Versagen ist weg

„Meine Schuld ist mir über den Kopf gewachsen; sie wiegt zu schwer, ich kann sie nicht mehr tragen.“
Ps. 38, 5

Schuld muss nicht Bathseba heißen, wie bei König David, der für eine attraktive Frau, seinen besten Feldherrn über die Klinge springen ließ. Doch Schuld kann an das Gewissen hämmern, dass an Ruhe nicht mehr zu denken ist. Da läuft ein inneres Riesenrad ab, mit auf und ab, mit heiß und kalt.
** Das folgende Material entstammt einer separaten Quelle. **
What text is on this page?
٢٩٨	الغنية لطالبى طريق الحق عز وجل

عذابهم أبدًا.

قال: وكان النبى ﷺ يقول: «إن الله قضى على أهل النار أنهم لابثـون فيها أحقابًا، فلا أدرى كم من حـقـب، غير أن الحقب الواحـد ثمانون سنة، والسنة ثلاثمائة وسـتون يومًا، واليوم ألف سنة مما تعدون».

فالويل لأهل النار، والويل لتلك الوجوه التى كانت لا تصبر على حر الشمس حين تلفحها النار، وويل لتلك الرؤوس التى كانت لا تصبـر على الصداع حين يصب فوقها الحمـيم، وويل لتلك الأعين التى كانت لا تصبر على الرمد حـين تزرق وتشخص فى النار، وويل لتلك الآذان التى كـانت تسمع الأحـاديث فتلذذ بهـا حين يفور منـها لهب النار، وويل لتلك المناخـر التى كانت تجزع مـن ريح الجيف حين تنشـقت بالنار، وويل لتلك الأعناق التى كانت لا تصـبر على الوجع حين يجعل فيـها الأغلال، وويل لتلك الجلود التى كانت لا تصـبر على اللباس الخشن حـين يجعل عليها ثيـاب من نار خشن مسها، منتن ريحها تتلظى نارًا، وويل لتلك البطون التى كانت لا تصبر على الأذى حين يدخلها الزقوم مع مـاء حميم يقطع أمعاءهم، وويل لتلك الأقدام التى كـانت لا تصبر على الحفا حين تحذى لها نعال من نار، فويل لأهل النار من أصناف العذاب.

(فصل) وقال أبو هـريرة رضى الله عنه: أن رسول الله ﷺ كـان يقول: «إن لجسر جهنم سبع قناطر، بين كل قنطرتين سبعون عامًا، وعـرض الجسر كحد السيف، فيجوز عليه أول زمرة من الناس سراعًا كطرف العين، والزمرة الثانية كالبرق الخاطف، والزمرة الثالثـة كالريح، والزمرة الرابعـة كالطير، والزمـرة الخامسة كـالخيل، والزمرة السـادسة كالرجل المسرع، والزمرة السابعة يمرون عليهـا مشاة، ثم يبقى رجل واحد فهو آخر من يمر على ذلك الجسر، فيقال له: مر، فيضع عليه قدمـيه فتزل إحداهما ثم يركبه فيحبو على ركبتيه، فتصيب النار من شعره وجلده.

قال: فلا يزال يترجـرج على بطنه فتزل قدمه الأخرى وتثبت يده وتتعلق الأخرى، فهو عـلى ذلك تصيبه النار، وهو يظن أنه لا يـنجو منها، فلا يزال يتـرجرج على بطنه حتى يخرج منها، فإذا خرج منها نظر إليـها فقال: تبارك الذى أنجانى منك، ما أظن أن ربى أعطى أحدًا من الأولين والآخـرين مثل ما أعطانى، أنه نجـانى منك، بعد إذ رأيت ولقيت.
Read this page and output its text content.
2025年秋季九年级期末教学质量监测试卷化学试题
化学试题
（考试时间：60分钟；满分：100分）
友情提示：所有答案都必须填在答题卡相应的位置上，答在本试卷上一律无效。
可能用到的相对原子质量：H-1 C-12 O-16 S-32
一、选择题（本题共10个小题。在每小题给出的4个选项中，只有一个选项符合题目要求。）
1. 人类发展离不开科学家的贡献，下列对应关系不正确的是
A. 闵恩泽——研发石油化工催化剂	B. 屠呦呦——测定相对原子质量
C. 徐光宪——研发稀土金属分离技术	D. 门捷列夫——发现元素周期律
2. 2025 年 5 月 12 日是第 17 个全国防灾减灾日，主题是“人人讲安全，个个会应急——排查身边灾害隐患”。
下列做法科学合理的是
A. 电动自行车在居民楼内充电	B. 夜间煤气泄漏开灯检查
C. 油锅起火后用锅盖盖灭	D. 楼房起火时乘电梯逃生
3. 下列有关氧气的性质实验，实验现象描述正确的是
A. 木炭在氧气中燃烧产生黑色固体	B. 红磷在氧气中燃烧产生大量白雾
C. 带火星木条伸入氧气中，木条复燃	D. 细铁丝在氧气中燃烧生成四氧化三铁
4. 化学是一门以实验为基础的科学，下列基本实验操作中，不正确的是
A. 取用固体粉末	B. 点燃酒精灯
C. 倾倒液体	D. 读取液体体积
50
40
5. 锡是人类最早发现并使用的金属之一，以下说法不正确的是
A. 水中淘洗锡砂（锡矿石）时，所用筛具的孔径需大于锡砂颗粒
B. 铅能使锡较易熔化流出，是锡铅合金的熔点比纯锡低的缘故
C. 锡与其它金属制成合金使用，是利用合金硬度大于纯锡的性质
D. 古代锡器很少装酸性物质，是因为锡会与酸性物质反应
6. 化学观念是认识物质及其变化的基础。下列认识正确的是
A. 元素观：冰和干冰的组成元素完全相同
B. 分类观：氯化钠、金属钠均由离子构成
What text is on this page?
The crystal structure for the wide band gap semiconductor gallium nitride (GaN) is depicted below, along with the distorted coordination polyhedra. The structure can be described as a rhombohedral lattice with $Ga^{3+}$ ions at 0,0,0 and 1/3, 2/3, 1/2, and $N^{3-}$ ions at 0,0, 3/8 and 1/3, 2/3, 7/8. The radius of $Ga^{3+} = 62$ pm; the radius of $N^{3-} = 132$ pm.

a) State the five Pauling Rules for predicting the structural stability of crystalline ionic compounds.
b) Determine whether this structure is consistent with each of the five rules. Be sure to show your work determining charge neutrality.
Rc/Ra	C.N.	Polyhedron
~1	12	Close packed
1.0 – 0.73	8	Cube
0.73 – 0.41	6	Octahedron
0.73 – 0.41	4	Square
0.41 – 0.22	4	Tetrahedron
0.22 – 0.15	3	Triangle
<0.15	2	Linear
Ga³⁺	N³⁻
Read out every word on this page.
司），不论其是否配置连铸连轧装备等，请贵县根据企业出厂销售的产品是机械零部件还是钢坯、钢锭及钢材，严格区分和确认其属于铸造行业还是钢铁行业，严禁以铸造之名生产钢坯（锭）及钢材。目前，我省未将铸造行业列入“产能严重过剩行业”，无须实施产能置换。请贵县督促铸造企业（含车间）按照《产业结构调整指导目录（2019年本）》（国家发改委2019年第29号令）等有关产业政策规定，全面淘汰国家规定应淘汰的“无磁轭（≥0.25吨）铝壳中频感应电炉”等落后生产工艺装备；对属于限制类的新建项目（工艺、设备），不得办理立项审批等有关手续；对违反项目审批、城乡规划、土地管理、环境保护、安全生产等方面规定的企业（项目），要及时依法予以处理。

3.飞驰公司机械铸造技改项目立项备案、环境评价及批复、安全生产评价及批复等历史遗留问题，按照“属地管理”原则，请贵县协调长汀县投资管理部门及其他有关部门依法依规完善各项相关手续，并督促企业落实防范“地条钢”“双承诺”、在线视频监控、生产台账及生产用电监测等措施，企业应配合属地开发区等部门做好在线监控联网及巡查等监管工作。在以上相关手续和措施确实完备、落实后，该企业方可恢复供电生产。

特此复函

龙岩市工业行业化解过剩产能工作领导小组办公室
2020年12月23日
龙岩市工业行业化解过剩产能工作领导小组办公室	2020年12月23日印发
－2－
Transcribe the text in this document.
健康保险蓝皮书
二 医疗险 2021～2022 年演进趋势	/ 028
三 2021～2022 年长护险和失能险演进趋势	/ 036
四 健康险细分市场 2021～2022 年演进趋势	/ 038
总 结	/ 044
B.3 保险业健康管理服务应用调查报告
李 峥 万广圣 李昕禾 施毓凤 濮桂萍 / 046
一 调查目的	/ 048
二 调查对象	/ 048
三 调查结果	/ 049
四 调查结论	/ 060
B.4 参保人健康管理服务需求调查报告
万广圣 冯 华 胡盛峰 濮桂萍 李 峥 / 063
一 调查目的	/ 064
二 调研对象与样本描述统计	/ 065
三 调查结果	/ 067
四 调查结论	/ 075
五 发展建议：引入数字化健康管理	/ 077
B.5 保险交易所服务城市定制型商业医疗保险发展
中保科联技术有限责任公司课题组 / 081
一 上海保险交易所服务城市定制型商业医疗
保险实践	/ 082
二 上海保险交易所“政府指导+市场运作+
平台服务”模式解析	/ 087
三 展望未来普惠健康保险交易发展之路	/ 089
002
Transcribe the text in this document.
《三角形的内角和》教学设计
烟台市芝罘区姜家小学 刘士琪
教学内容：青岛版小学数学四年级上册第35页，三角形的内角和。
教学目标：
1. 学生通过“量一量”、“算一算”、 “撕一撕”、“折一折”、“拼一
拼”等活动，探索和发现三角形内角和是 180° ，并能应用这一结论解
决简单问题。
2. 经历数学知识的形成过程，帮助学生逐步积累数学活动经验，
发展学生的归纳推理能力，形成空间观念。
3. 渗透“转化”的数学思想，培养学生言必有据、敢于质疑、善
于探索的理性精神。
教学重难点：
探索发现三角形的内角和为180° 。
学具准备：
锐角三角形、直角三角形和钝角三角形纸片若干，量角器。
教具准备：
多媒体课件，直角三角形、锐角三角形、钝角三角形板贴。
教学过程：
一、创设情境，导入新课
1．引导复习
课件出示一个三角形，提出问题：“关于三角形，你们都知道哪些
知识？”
David sagte irgendwann: Als ich es verschweigen wollte, verschmachteten meine Beine. Er ging förmlich in die Knie, bis er zu der Einsicht kam: Ich bin der Mann. Quälende Schuld, ein pochendes Gewissen, will nur eines, dass wir darunter unser ohne Gott sein erkennen. Das Erschrecken über sich selbst ist eine heilige Stunde. Wo ein Belasteter, zerknirscht in Staub und Asche versinkt und sich in seiner Schuld bewusst wird, kniet er vor dem Altar. Sich selbst erkennen ist Gottesbegegnung. Wo ein Mensch an sich zerbricht, fangen ihn gleichzeitig zwei starke Hände auf. Wo Schuld zum Gebet wird, fängt ein anderer an die Last zu tragen.

Bonhoeffer sagt: Wo anders sollen wir Gnade suchen für alle Untreue, allen Kleinglauben, alles Versagen als in der Niedrigkeit Gottes in der Krippe. Darin liegt die Architektur des Lebens, dass im Stall von Bethlehem, jeder Mensch sich selbst wieder bejahen kann. Schuld schleicht nicht mehr nach, sondern hat einen Abnehmer gefunden. Wer Gnade findet, hat keinen Grund mehr an sich selbst zu verzweifeln. Da kann passiert sein, was immer passieren kann, die Anklage ist weg. An der Krippe können wir aufatmen und all das Nagende in uns abhaken. Diese befreiende Kraft steht über allem Versagen und Unglauben.

Wenn Kleinglaube weg ist, was will uns dann über den Kopf wachsen?

Gott segne dich an diesem 3. Advent.